This course is a basic compulsory course for undergraduates majored in agriculture, forestry, animal science (medicine), food science, gardening (art), biological science, environmental science and related sciences in colleges and universities of agricultural and forestry.
The course content can be divided into two parts. The first part is basic chemical principles including solution and colloid, thermochemistry, chemical kinetics, chemical equilibria (including acid-base equilibrium, solubility-precipitation equilibrium, coordination equilibrium and redox reactions) as well as the structure of matter including atomic structure, molecular structure and coordination compound structure and so on. The second part is analytical chemistry mainly including titrimetric analysis (that is the four titrations including acid-base titration, precipitation titration, complexometric titration and redox titration), potential analysis as well as absorbance photometric analysis.
This course plays an important role in strengthening and broadening undergraduates' knowledge and ability structure. This course is also a must foundation of successive courses.
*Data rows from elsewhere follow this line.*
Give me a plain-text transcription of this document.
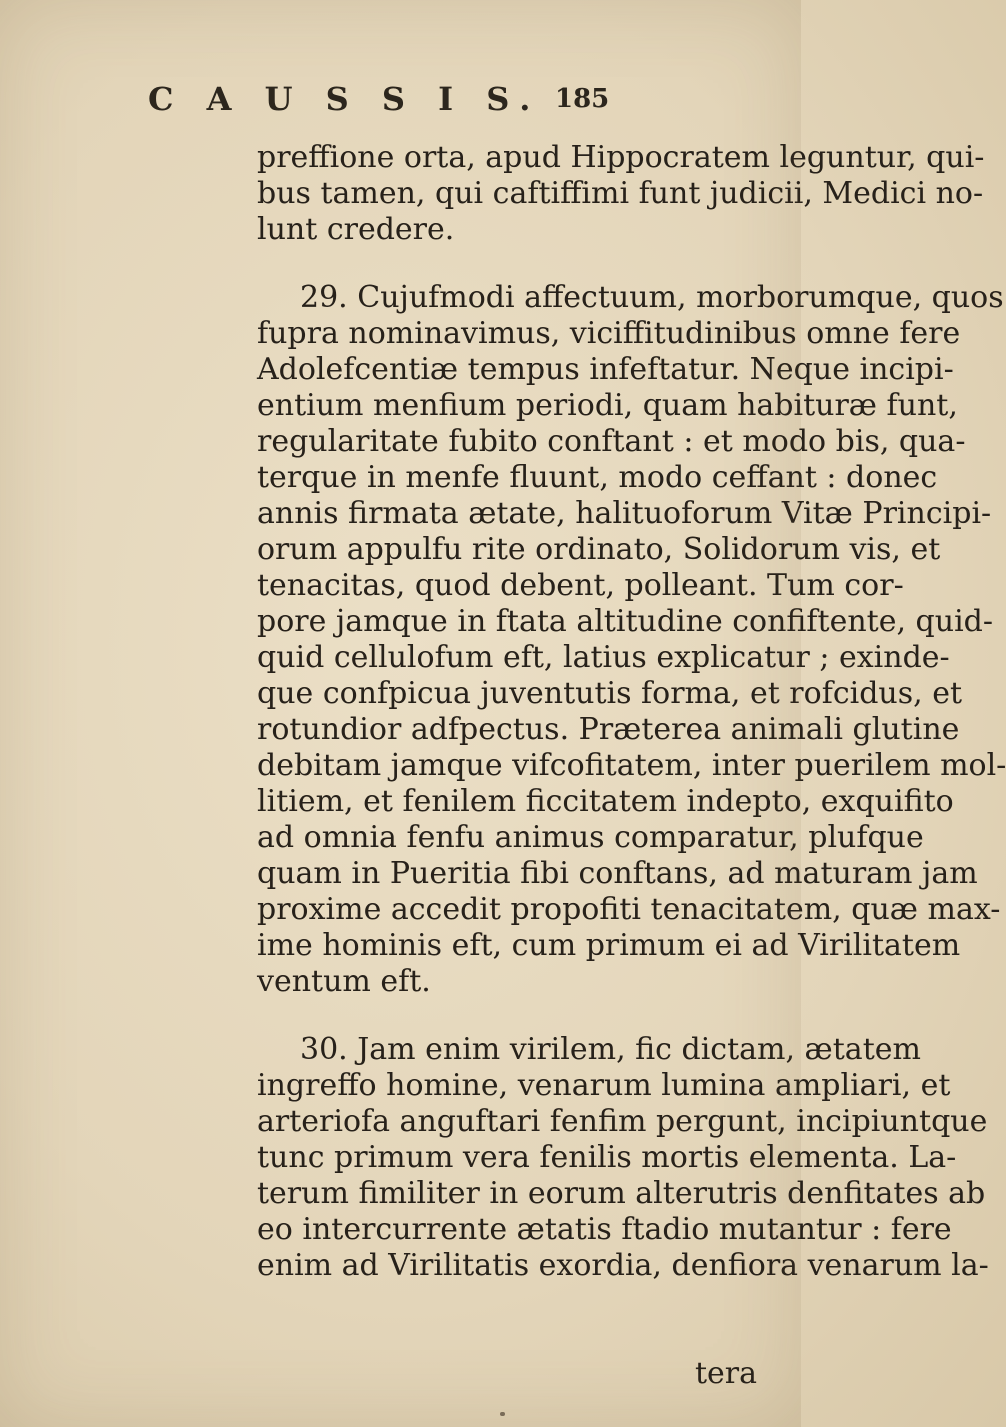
C A U S S I S. 185
preffione orta, apud Hippocratem leguntur, qui-
bus tamen, qui caftiffimi funt judicii, Medici no-
lunt credere.
29. Cujufmodi affectuum, morborumque, quos
fupra nominavimus, viciffitudinibus omne fere
Adolefcentiæ tempus infeftatur. Neque incipi-
entium menfium periodi, quam habituræ funt,
regularitate fubito conftant : et modo bis, qua-
terque in menfe fluunt, modo ceffant : donec
annis firmata ætate, halituoforum Vitæ Principi-
orum appulfu rite ordinato, Solidorum vis, et
tenacitas, quod debent, polleant. Tum cor-
pore jamque in ftata altitudine confiftente, quid-
quid cellulofum eft, latius explicatur ; exinde-
que confpicua juventutis forma, et rofcidus, et
rotundior adfpectus. Præterea animali glutine
debitam jamque vifcofitatem, inter puerilem mol-
litiem, et fenilem ficcitatem indepto, exquifito
ad omnia fenfu animus comparatur, plufque
quam in Pueritia fibi conftans, ad maturam jam
proxime accedit propofiti tenacitatem, quæ max-
ime hominis eft, cum primum ei ad Virilitatem
ventum eft.
30. Jam enim virilem, fic dictam, ætatem
ingreffo homine, venarum lumina ampliari, et
arteriofa anguftari fenfim pergunt, incipiuntque
tunc primum vera fenilis mortis elementa. La-
terum fimiliter in eorum alterutris denfitates ab
eo intercurrente ætatis ftadio mutantur : fere
enim ad Virilitatis exordia, denfiora venarum la-
tera
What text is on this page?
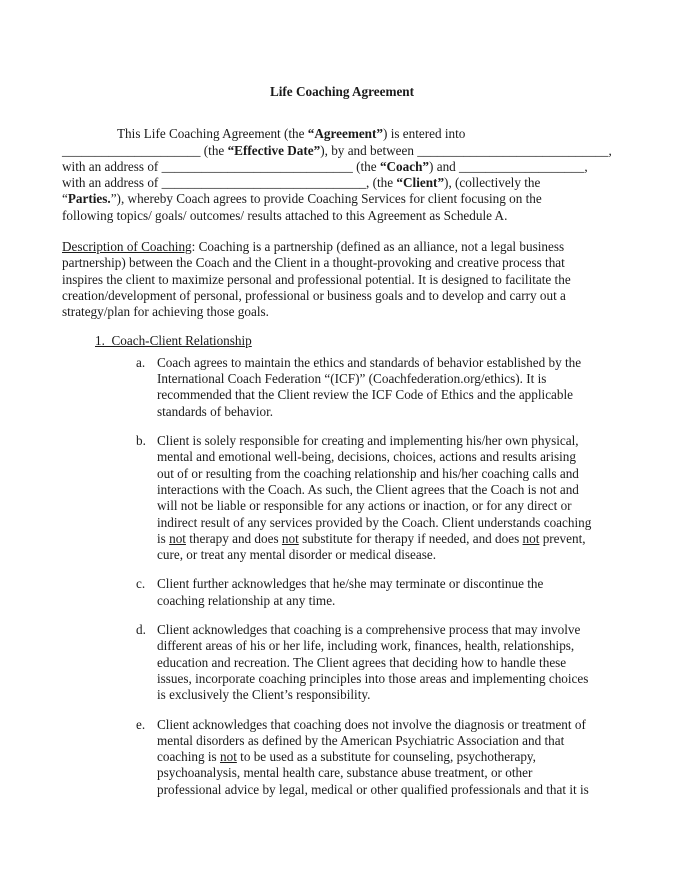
Life Coaching Agreement
This Life Coaching Agreement (the “Agreement”) is entered into
_____________________ (the “Effective Date”), by and between _____________________________,
with an address of _____________________________ (the “Coach”) and ___________________,
with an address of _______________________________, (the “Client”), (collectively the
“Parties.”), whereby Coach agrees to provide Coaching Services for client focusing on the
following topics/ goals/ outcomes/ results attached to this Agreement as Schedule A.
Description of Coaching: Coaching is a partnership (defined as an alliance, not a legal business
partnership) between the Coach and the Client in a thought-provoking and creative process that
inspires the client to maximize personal and professional potential. It is designed to facilitate the
creation/development of personal, professional or business goals and to develop and carry out a
strategy/plan for achieving those goals.
1.  Coach-Client Relationship
a. Coach agrees to maintain the ethics and standards of behavior established by the
International Coach Federation “(ICF)” (Coachfederation.org/ethics). It is
recommended that the Client review the ICF Code of Ethics and the applicable
standards of behavior.
b. Client is solely responsible for creating and implementing his/her own physical,
mental and emotional well-being, decisions, choices, actions and results arising
out of or resulting from the coaching relationship and his/her coaching calls and
interactions with the Coach. As such, the Client agrees that the Coach is not and
will not be liable or responsible for any actions or inaction, or for any direct or
indirect result of any services provided by the Coach. Client understands coaching
is not therapy and does not substitute for therapy if needed, and does not prevent,
cure, or treat any mental disorder or medical disease.
c. Client further acknowledges that he/she may terminate or discontinue the
coaching relationship at any time.
d. Client acknowledges that coaching is a comprehensive process that may involve
different areas of his or her life, including work, finances, health, relationships,
education and recreation. The Client agrees that deciding how to handle these
issues, incorporate coaching principles into those areas and implementing choices
is exclusively the Client’s responsibility.
e. Client acknowledges that coaching does not involve the diagnosis or treatment of
mental disorders as defined by the American Psychiatric Association and that
coaching is not to be used as a substitute for counseling, psychotherapy,
psychoanalysis, mental health care, substance abuse treatment, or other
professional advice by legal, medical or other qualified professionals and that it is
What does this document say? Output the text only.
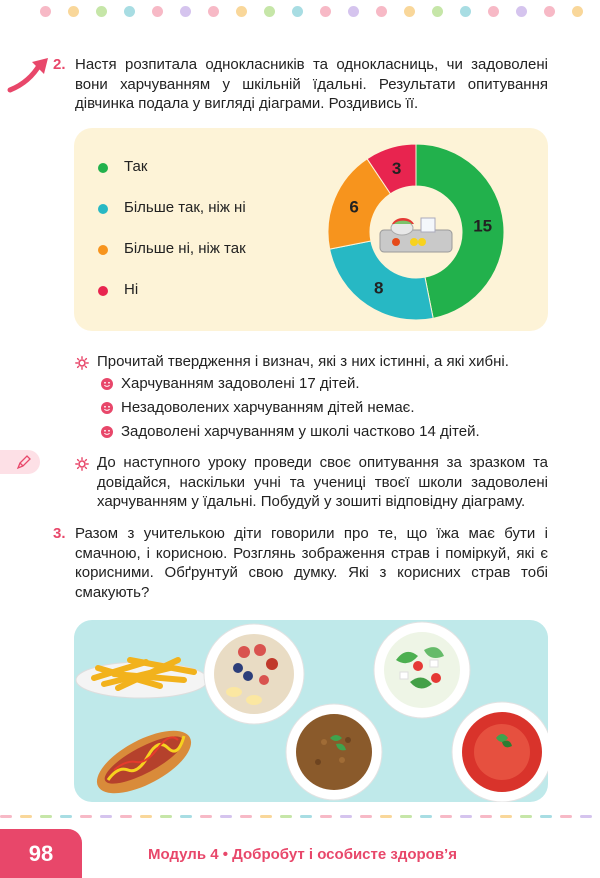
2. Настя розпитала однокласників та однокласниць, чи задоволені вони харчуванням у шкільній їдальні. Результати опитування дівчинка подала у вигляді діаграми. Роздивись її.
Так
Більше так, ніж ні
Більше ні, ніж так
Ні
15
8
6
3
Прочитай твердження і визнач, які з них істинні, а які хибні.
Харчуванням задоволені 17 дітей.
Незадоволених харчуванням дітей немає.
Задоволені харчуванням у школі частково 14 дітей.
До наступного уроку проведи своє опитування за зразком та довідайся, наскільки учні та учениці твоєї школи задоволені харчуванням у їдальні. Побудуй у зошиті відповідну діаграму.
3. Разом з учителькою діти говорили про те, що їжа має бути і смачною, і корисною. Розглянь зображення страв і поміркуй, які є корисними. Обґрунтуй свою думку. Які з корисних страв тобі смакують?
98	Модуль 4 • Добробут і особисте здоров’я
Therefore, this course is often one of the debut courses for the new freshmen in colleges and universities.
1. Learning the basic concepts and theoretical knowledge concerning chemistry principles and analytical chemistry that will be applied within the context of a variety of chemistry related applications.
2. Developing students' qualitative and quantitative problem-solving skills and learning to solve the actual chemistry related application problems.
3. Learning the attitudes and practices of those famous chemical scientists including logic, precision, experimentation, tentativeness, and objectivity.
4. Understand the development process and law of inorganic chemistry and analytical chemistry theory.
Master some knowledge about chemistry at middle school.
1. Inorganic Chemistry. D. F. Shriver,P. W. Atkins. Oxford University Press . 2001.
2. Linus pauling. General Chemistry,prentice hall, 1970.
3. P. W. Atkins and J. A. Beran. General Chemistry, 2nd Ed. Scientific American Books, 1992.
4. Modern Analytical Chemistry, David Harvey, DePauw University, International Edition 2000.